Seperti disampaikan di atas bahwa penanganan
susu meliputi proses homogenisasi, pasteurisasi, pendinginan dan pengemasan.
Sementara untuk sarana produksi produk olahan susu tergantung dari produk yang
akan dibuat. Berikut ini adalah beberapa sarana dan peralatan dalam proses
pengolahan susu.
Homogenizer
Homogenizer
bekerja dengan memecahkan
butiran-butiran lemak yang sebelumnya berukuran 2-10 mikron menjadi 2 mikron
atau kurang, sehingga susu dapat disimpan selama 48 jam tanpa terjadi pemisahan
krim pada susu. Proses homogenisasi terjadi karena adanya tekanan yang tinggi
dari pompa pada alat homogenizer. Susu homogen
adalah susu yang telah mengalami homogenisasi. Proses homogenisasi bertujuan
untuk menyeragamkan besarnya globula-globula lemak susu. Prinsip kerja alat ini
adalah dengan memaksa cairan yang akan diemulsikan melewati suatu lubang sempit
di antara lubang tetap dan suatu batang yang dapat digerak-gerakan sehingga
emulsifikasi terjadi pada saat bahan melewati lubang dan ketika bahan
bergesekan dengan dinding yang mengelilingi batang
Gambar
3.1. Homogenizer satu tahap
Pasteurizer
Prinsip
pasteurizer adalah memanaskan susu pada waktu singkat hingga mencapai kombinasi
suhu dan waktu tertentu, untuk mengurangi mikroorganisme patogen yang ada dalam
bahan baku tersebut.
Gambar 3.2. Alat pasteurisasi dengan heat plate exchanger (sumber: Fellows, 2000)
Ice cream maker
Prinsip pembuatan es krim adalah penerapan
pengolahan dengan menggunakan suhu rendah. Selain faktor bahan-bahan yang
digunakan, peralatan juga memegang peranan penting. Menurut Muchtadi dan
Ayustaningwarno (2010) peralatan pembekuan es krim harus mampu menghilangkan
sejumlah udara tertentu dalam campuran secara simultan dengan proses pembekuan.
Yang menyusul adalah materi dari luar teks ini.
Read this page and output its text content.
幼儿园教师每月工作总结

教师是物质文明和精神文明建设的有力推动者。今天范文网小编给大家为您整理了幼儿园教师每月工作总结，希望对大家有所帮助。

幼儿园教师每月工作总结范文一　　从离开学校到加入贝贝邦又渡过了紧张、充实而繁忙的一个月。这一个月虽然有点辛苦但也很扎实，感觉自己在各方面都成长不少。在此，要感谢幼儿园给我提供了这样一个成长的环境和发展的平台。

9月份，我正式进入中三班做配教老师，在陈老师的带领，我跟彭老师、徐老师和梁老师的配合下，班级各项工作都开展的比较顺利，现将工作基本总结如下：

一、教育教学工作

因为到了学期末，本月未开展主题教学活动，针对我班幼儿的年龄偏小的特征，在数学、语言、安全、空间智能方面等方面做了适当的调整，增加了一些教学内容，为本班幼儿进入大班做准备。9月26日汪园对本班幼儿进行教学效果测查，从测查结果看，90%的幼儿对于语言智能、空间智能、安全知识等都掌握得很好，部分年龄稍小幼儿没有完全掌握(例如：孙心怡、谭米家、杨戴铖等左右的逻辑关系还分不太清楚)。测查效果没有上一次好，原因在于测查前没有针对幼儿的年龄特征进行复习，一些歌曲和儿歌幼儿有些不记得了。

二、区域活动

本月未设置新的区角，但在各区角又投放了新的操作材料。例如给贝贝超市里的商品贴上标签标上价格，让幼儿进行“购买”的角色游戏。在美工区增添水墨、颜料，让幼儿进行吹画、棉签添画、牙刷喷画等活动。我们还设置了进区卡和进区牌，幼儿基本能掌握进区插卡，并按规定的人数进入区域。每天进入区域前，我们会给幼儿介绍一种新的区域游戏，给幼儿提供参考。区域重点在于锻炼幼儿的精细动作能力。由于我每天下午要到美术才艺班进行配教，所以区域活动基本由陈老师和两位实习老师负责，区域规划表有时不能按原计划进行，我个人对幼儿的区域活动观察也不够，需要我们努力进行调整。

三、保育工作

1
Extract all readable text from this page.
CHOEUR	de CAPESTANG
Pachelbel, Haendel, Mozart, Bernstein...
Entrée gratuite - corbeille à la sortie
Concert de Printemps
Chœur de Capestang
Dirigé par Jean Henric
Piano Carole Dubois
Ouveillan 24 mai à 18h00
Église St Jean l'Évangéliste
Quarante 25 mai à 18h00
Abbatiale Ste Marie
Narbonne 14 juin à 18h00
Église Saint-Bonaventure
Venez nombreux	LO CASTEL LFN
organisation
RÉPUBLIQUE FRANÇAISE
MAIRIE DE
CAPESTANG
Tingkat kebekuan produk 0 sampai 100% terjadi kira-kira antara suhu -2,5 sampai
- 55C. Prinsip
kerja es krim maker adalah kombinasi antara proses pembekuan dan
pencampuran/pengadukan.
Gambar 3.3. Ice cream maker
SUSU KENTAL MANIS
Susu
kental manis (SKM) atau biasa disebut sweetened
condensed milk adalah susu segar atau susu evaporasi yang telah dipekatkan
dengan menguapkan sebagian airnya dan kemudian ditambahkan gula sebagai
pengawet. Susu kental manis dapat ditambah lemak nabati dan vitamin. Susu
kental manis dapat juga tidak dari susu segar atau susu evaporasi, yang disebut
susu kental manis rekonstitusi. Susu kental manis rekonstitusi terbuat dari
bahan-bahan seperti susu bubuk skim, air, gula, lemak, vitamin dan lain-lain,
sehingga diperoleh susu dengan kekentalan tertentu.
Pada
pembuatan susu kental manis yang asli, pertama-tama susu dipanaskan pada suhu
65 – 95 C selama 10 – 15 menit dengan tujuan membantu
menstabilkan susu selama penyimpanan dan membunuh mikroba patogen dan enzim.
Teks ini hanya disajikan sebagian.